Evaristo Roncelli ha evidenziato che il numero di donne che hanno perso l’impiego (5’600) dall’inizio della crisi della pandemia è enormemente maggiore a quello degli uomini (100). Infatti le donne, oltre a ricevere un salario inferiore, subiscono anche uno status lavorativo più precario: più tempi parziali, lavoro a ore e su chiamata, ecc... Alla base c’è un nodo culturale da sciogliere. A partire dalla fase di assunzione, giocano degli elementi inconsci che conducono a scegliere uomini per le posizioni di responsabilità. Questi «bias» possono essere contenuti con delle semplici strategie, per esempio i curricula anonimizzati. Infatti anche per i giovani, che si dicono più aperti alla parità, sono soprattutto le donne a doversi occupare delle faccende domestiche e della cura dei figli. Ed è proprio questo principio all’origine di questi squilibri del mondo del lavoro. 
 
La presenza di Marina Carobbio e Christian Vitta ha fornito l’occasione a Davina Fitas, responsabile di OCST donna-lavoro, di consegnare loro, come rappresentanti della politica cantonale e federale le raccomandazioni raccolte dai partecipanti agli incontri degli Stati generali delle Donne e pubblicate nella pagina a fianco.

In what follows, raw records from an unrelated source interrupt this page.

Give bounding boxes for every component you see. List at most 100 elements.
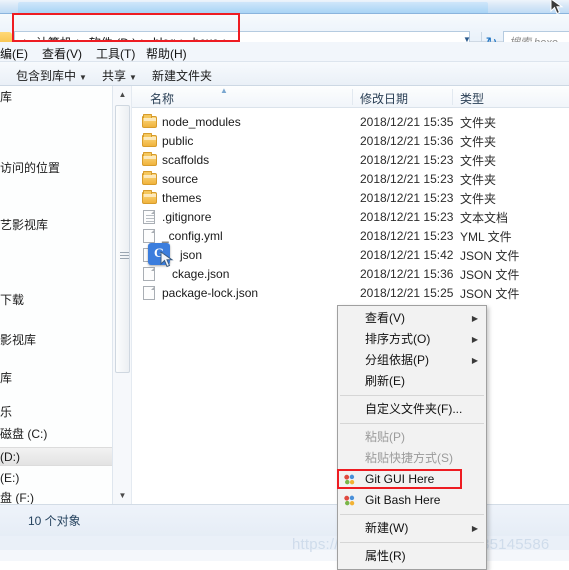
menu-item-tools[interactable]: 工具(T) [96,45,135,62]
sidebar-item-movies[interactable]: 影视库 [0,331,36,350]
context-menu-item-label: 分组依据(P) [365,353,429,367]
context-menu-separator [340,395,484,396]
context-menu-item-label: 排序方式(O) [365,332,431,346]
file-type: YML 文件 [460,229,512,244]
navigation-pane: 库 访问的位置 艺影视库 下载 影视库 库 乐 磁盘 (C:) (D:) (E:… [0,86,112,504]
sidebar-item-drive-f[interactable]: 盘 (F:) [0,489,34,504]
title-bar [0,0,569,14]
context-menu-item-label: 刷新(E) [365,374,405,388]
context-menu-item-group-by[interactable]: 分组依据(P) ▶ [338,350,486,371]
table-row[interactable]: public 2018/12/21 15:36 文件夹 [132,132,569,150]
folder-icon [140,151,162,169]
context-menu-item-paste: 粘贴(P) [338,427,486,448]
context-menu-separator [340,542,484,543]
folder-icon [140,113,162,131]
table-row[interactable]: scaffolds 2018/12/21 15:23 文件夹 [132,151,569,169]
title-bar-tab [18,2,488,13]
context-menu-item-properties[interactable]: 属性(R) [338,546,486,567]
submenu-arrow-icon: ▶ [471,335,478,344]
menu-item-view[interactable]: 查看(V) [42,45,82,62]
scroll-up-arrow-icon[interactable]: ▲ [113,86,132,103]
context-menu-item-view[interactable]: 查看(V) ▶ [338,308,486,329]
table-row[interactable]: node_modules 2018/12/21 15:35 文件夹 [132,113,569,131]
submenu-arrow-icon: ▶ [471,314,478,323]
context-menu-item-new[interactable]: 新建(W) ▶ [338,518,486,539]
toolbar-share-label: 共享 [102,69,127,83]
context-menu-item-label: Git Bash Here [365,493,441,507]
toolbar-share[interactable]: 共享 ▼ [102,67,137,84]
context-menu-item-label: 自定义文件夹(F)... [365,402,463,416]
file-name: json [180,248,203,262]
file-type: 文件夹 [460,191,497,206]
context-menu-item-sort-by[interactable]: 排序方式(O) ▶ [338,329,486,350]
file-date: 2018/12/21 15:42 [360,248,454,262]
file-date: 2018/12/21 15:36 [360,134,454,148]
text-file-icon [140,208,162,226]
file-name: node_modules [162,115,241,129]
file-date: 2018/12/21 15:36 [360,267,454,281]
file-icon [140,284,162,302]
table-row[interactable]: json 2018/12/21 15:42 JSON 文件 [132,246,569,264]
toolbar-include-in-library[interactable]: 包含到库中 ▼ [16,67,87,84]
context-menu-item-label: 新建(W) [365,521,409,535]
context-menu: 查看(V) ▶ 排序方式(O) ▶ 分组依据(P) ▶ 刷新(E) 自定义文件夹… [337,305,487,570]
scrollbar-thumb[interactable] [115,105,130,373]
file-list-scrollbar[interactable]: ▲ ▼ [113,86,132,504]
table-row[interactable]: source 2018/12/21 15:23 文件夹 [132,170,569,188]
file-name: public [162,134,194,148]
file-date: 2018/12/21 15:35 [360,115,454,129]
file-type: JSON 文件 [460,267,520,282]
cursor-overlay: G [148,243,178,273]
sidebar-item-drive-e[interactable]: (E:) [0,469,19,488]
git-icon [344,474,355,485]
table-row[interactable]: themes 2018/12/21 15:23 文件夹 [132,189,569,207]
column-header-type[interactable]: 类型 [460,90,484,107]
toolbar-new-folder[interactable]: 新建文件夹 [152,67,212,84]
file-name: ckage.json [172,267,230,281]
column-divider[interactable] [352,89,353,105]
column-header-row: 名称 修改日期 类型 ▲ [132,86,569,108]
sidebar-item-recent-places[interactable]: 访问的位置 [0,159,60,178]
table-row[interactable]: .gitignore 2018/12/21 15:23 文本文档 [132,208,569,226]
context-menu-item-label: 粘贴快捷方式(S) [365,451,453,465]
file-type: 文本文档 [460,210,509,225]
scroll-down-arrow-icon[interactable]: ▼ [113,487,132,504]
context-menu-item-label: 查看(V) [365,311,405,325]
context-menu-item-git-bash-here[interactable]: Git Bash Here [338,490,486,511]
table-row[interactable]: package-lock.json 2018/12/21 15:25 JSON … [132,284,569,302]
context-menu-item-customize-folder[interactable]: 自定义文件夹(F)... [338,399,486,420]
sidebar-item-drive-d[interactable]: (D:) [0,447,112,466]
context-menu-item-label: 粘贴(P) [365,430,405,444]
sidebar-item-video-library[interactable]: 艺影视库 [0,216,48,235]
file-date: 2018/12/21 15:23 [360,153,454,167]
file-type: 文件夹 [460,115,497,130]
column-header-date[interactable]: 修改日期 [360,90,408,107]
context-menu-item-label: Git GUI Here [365,472,435,486]
file-type: 文件夹 [460,153,497,168]
sidebar-item-drive-c[interactable]: 磁盘 (C:) [0,425,47,444]
folder-icon [140,189,162,207]
sidebar-item-music[interactable]: 乐 [0,403,12,422]
command-toolbar: 包含到库中 ▼ 共享 ▼ 新建文件夹 [0,62,569,86]
context-menu-separator [340,423,484,424]
context-menu-item-refresh[interactable]: 刷新(E) [338,371,486,392]
submenu-arrow-icon: ▶ [471,524,478,533]
context-menu-item-git-gui-here[interactable]: Git GUI Here [338,469,486,490]
menu-item-help[interactable]: 帮助(H) [146,45,187,62]
file-date: 2018/12/21 15:25 [360,286,454,300]
file-date: 2018/12/21 15:23 [360,191,454,205]
context-menu-item-paste-shortcut: 粘贴快捷方式(S) [338,448,486,469]
menu-item-edit[interactable]: 编(E) [0,45,28,62]
column-header-name[interactable]: 名称 [150,90,174,107]
table-row[interactable]: ckage.json 2018/12/21 15:36 JSON 文件 [132,265,569,283]
submenu-arrow-icon: ▶ [471,356,478,365]
folder-icon [140,132,162,150]
column-divider[interactable] [452,89,453,105]
menu-bar: 编(E) 查看(V) 工具(T) 帮助(H) [0,42,569,62]
file-date: 2018/12/21 15:23 [360,172,454,186]
sidebar-item-libraries[interactable]: 库 [0,88,12,107]
sidebar-item-downloads[interactable]: 下载 [0,291,24,310]
table-row[interactable]: _config.yml 2018/12/21 15:23 YML 文件 [132,227,569,245]
sidebar-item-library-2[interactable]: 库 [0,369,12,388]
file-name: .gitignore [162,210,212,224]
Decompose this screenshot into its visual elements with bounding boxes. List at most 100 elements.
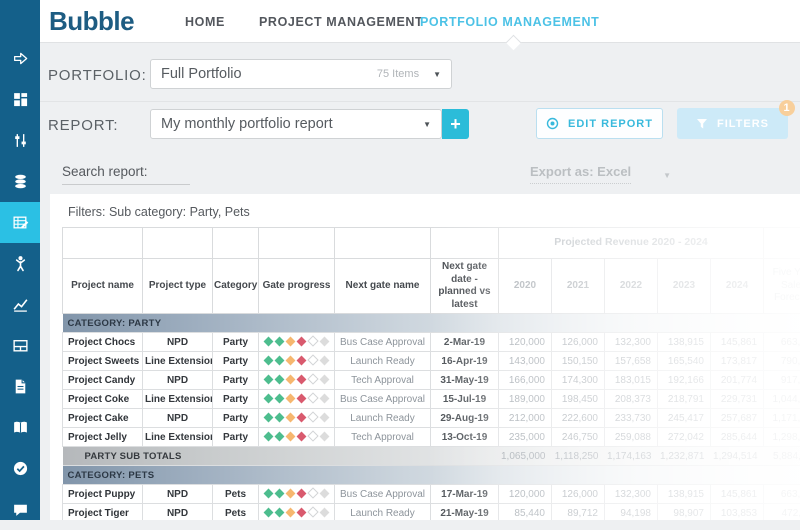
- filters-summary: Filters: Sub category: Party, Pets: [68, 205, 250, 219]
- section-divider: [40, 101, 800, 102]
- cell-gate-progress: [259, 333, 335, 352]
- cell-revenue-five-year: 1,171,434: [764, 409, 800, 428]
- edit-report-label: EDIT REPORT: [568, 118, 653, 130]
- cell-revenue-2024: 201,774: [711, 371, 764, 390]
- column-header-11: 2024: [711, 259, 764, 314]
- cell-revenue-2022: 233,730: [605, 409, 658, 428]
- sidebar-item-line-chart[interactable]: [0, 284, 40, 325]
- gate-diamond-empty: [307, 354, 318, 365]
- table-row[interactable]: Project CandyNPDPartyTech Approval31-May…: [63, 371, 800, 390]
- gate-diamond-gray: [320, 431, 330, 441]
- table-row[interactable]: Project SweetsLine ExtensionPartyLaunch …: [63, 352, 800, 371]
- gate-diamond-red: [297, 336, 307, 346]
- chevron-down-icon: ▼: [433, 70, 441, 79]
- cell-project-name: Project Jelly: [63, 428, 143, 447]
- gate-diamond-gray: [320, 374, 330, 384]
- subtotal-value-2023: 1,232,871: [658, 447, 711, 466]
- gate-diamond-green: [275, 507, 285, 517]
- sidebar-item-check-circle[interactable]: [0, 448, 40, 489]
- table-row[interactable]: Project JellyLine ExtensionPartyTech App…: [63, 428, 800, 447]
- header-spacer-cell: [213, 228, 259, 259]
- cell-revenue-five-year: 663,076: [764, 333, 800, 352]
- cell-revenue-2024: 229,731: [711, 390, 764, 409]
- cell-revenue-2024: 285,644: [711, 428, 764, 447]
- cell-gate-progress: [259, 371, 335, 390]
- gate-diamond-gray: [320, 336, 330, 346]
- portfolio-items-count: 75 Items: [377, 68, 419, 80]
- cell-revenue-2022: 208,373: [605, 390, 658, 409]
- filters-button[interactable]: FILTERS 1: [677, 108, 788, 139]
- app-sidebar: [0, 0, 40, 520]
- nav-tab-project-management[interactable]: PROJECT MANAGEMENT: [259, 15, 423, 29]
- sidebar-item-gates-stack[interactable]: [0, 161, 40, 202]
- table-row[interactable]: Project PuppyNPDPetsBus Case Approval17-…: [63, 485, 800, 504]
- subtotal-value-2024: 1,294,514: [711, 447, 764, 466]
- dashboard-icon: [12, 91, 29, 108]
- main-content: PORTFOLIO: Full Portfolio 75 Items ▼ REP…: [40, 43, 800, 520]
- sidebar-item-chat[interactable]: [0, 489, 40, 530]
- gate-diamond-green: [275, 412, 285, 422]
- sidebar-item-dashboard[interactable]: [0, 79, 40, 120]
- sidebar-item-arrow-right[interactable]: [0, 38, 40, 79]
- cell-project-type: Line Extension: [143, 352, 213, 371]
- cell-revenue-2020: 143,000: [499, 352, 552, 371]
- line-chart-icon: [12, 296, 29, 313]
- gate-diamond-orange: [286, 374, 296, 384]
- column-header-4: Gate progress: [259, 259, 335, 314]
- funnel-icon: [696, 118, 708, 130]
- top-header: Bubble HOME PROJECT MANAGEMENT PORTFOLIO…: [40, 0, 800, 43]
- report-label: REPORT:: [48, 117, 118, 134]
- sidebar-item-book[interactable]: [0, 407, 40, 448]
- target-dot-icon: [546, 117, 559, 130]
- chevron-down-icon: ▼: [423, 120, 431, 129]
- table-row[interactable]: Project ChocsNPDPartyBus Case Approval2-…: [63, 333, 800, 352]
- cell-revenue-2020: 85,440: [499, 504, 552, 521]
- sidebar-item-layout[interactable]: [0, 325, 40, 366]
- cell-revenue-2022: 132,300: [605, 333, 658, 352]
- nav-tab-portfolio-management[interactable]: PORTFOLIO MANAGEMENT: [420, 15, 599, 29]
- portfolio-dropdown[interactable]: Full Portfolio 75 Items ▼: [150, 59, 452, 89]
- nav-tab-home[interactable]: HOME: [185, 15, 225, 29]
- subtotal-label: PARTY SUB TOTALS: [63, 447, 499, 466]
- table-header-group-row: Projected Revenue 2020 - 2024: [63, 228, 800, 259]
- table-row[interactable]: Project CokeLine ExtensionPartyBus Case …: [63, 390, 800, 409]
- sidebar-item-sliders[interactable]: [0, 120, 40, 161]
- sidebar-item-champion[interactable]: [0, 243, 40, 284]
- chat-icon: [12, 501, 29, 518]
- gate-diamond-orange: [286, 431, 296, 441]
- gate-diamond-red: [297, 374, 307, 384]
- cell-project-name: Project Tiger: [63, 504, 143, 521]
- cell-revenue-2021: 246,750: [552, 428, 605, 447]
- cell-revenue-2024: 145,861: [711, 485, 764, 504]
- cell-revenue-five-year: 917,255: [764, 371, 800, 390]
- export-dropdown[interactable]: Export as: Excel ▼: [530, 164, 671, 184]
- portfolio-label: PORTFOLIO:: [48, 67, 147, 84]
- sidebar-item-report-grid[interactable]: [0, 202, 40, 243]
- table-row[interactable]: Project TigerNPDPetsLaunch Ready21-May-1…: [63, 504, 800, 521]
- search-report-input[interactable]: Search report:: [62, 164, 190, 185]
- gate-diamond-green: [264, 507, 274, 517]
- cell-revenue-2022: 132,300: [605, 485, 658, 504]
- table-row[interactable]: Project CakeNPDPartyLaunch Ready29-Aug-1…: [63, 409, 800, 428]
- cell-revenue-2024: 173,817: [711, 352, 764, 371]
- cell-revenue-2021: 89,712: [552, 504, 605, 521]
- cell-revenue-2024: 145,861: [711, 333, 764, 352]
- sidebar-item-document[interactable]: [0, 366, 40, 407]
- cell-revenue-2020: 189,000: [499, 390, 552, 409]
- cell-next-gate-name: Bus Case Approval: [335, 390, 431, 409]
- category-row[interactable]: CATEGORY: PARTY: [63, 314, 800, 333]
- add-report-button[interactable]: +: [442, 109, 469, 139]
- cell-next-gate-date: 21-May-19: [431, 504, 499, 521]
- cell-project-type: NPD: [143, 485, 213, 504]
- edit-report-button[interactable]: EDIT REPORT: [536, 108, 663, 139]
- cell-revenue-2023: 165,540: [658, 352, 711, 371]
- book-icon: [12, 419, 29, 436]
- column-header-3: Category: [213, 259, 259, 314]
- category-row[interactable]: CATEGORY: PETS: [63, 466, 800, 485]
- report-dropdown[interactable]: My monthly portfolio report ▼: [150, 109, 442, 139]
- cell-revenue-2022: 259,088: [605, 428, 658, 447]
- cell-project-type: NPD: [143, 409, 213, 428]
- gate-diamond-orange: [286, 355, 296, 365]
- column-header-1: Project name: [63, 259, 143, 314]
- cell-gate-progress: [259, 390, 335, 409]
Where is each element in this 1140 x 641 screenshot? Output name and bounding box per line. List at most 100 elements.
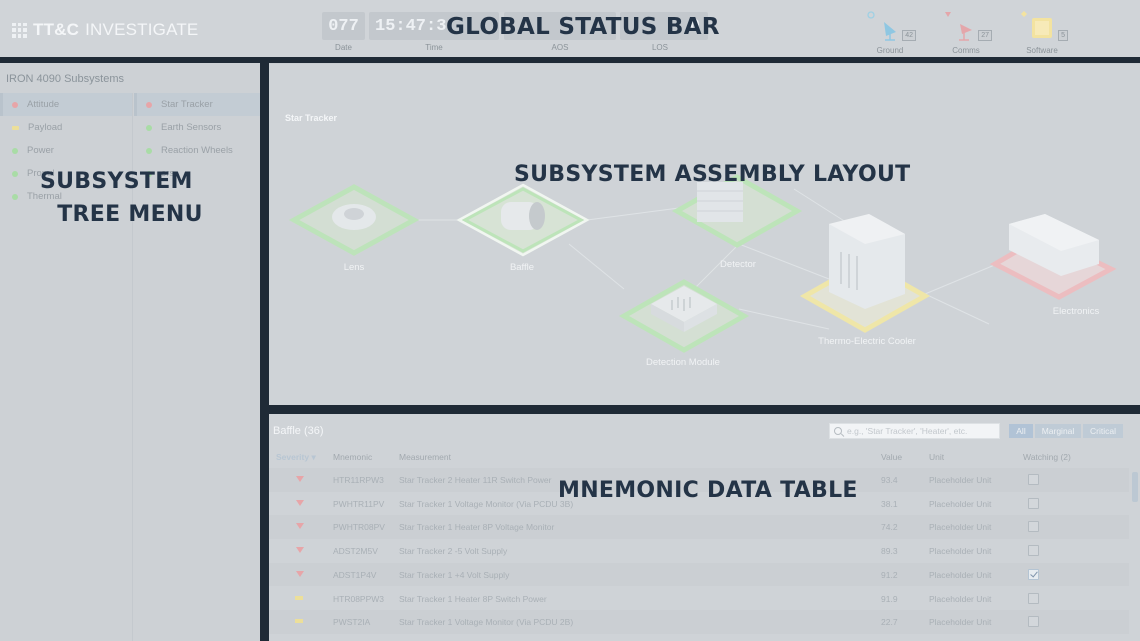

Raccomandazioni volte a promuovere un nuovo sguardo sul futuro.
 
Le conseguenze del Coronavirus non potevano che monopolizzare la discussione della tavola rotonda conclusiva durante la quale è stato commentato il ruolo troppo marginale dato alle donne nei tavoli di ripresa organizzati per configurare una via d’uscita dalla crisi. Christian Vitta ha ricordato che questa crisi ha segnato una cesura indelebile con il passato: molte delle vie di sviluppo che si erano intraviste sono state stravolte. In questo ambito Cristina Zanini Barzaghi ha ricordato l’importanza della formazione e delle scelte in fase di orientamento. Fondamentale però anche la formazione continua.
 
Maddalena Ermotti Lepori ha portato dei dati preoccupanti: le donne usufruiscono molto raramente dei corsi di formazione continua e questo non può che ostacolare la carriera e la partecipazione stessa al mercato del lavoro.  
Marina Carobbio ha ricordato che c’è un altro tema che è lasciato troppo spesso ai margini: «per i genitori che vogliono occuparsi dei figli, è difficile conciliare questo con il desiderio di dedicarsi all’attività politica. Quando ero presidente del Con
siglio nazionale mi sono impegnata a compiere un passo in questa direzione organizzando una sala allattamento a disposizione delle Parlamentari alla quale è possibile avere accesso dall’esterno». 
 
«Con l’auspicio, ha concluso Davina Fitas, che il tema di genere non sia solo uno dei temi da trattare, ma un nuovo modo di affrontare, finalmente insieme uomini e donne, le sfide che ci attendono per il prossimo futuro. Perché se domani ci sarà ancora più bisogno di flessibilità e creatività, nessuno più di noi donne ne è dotato».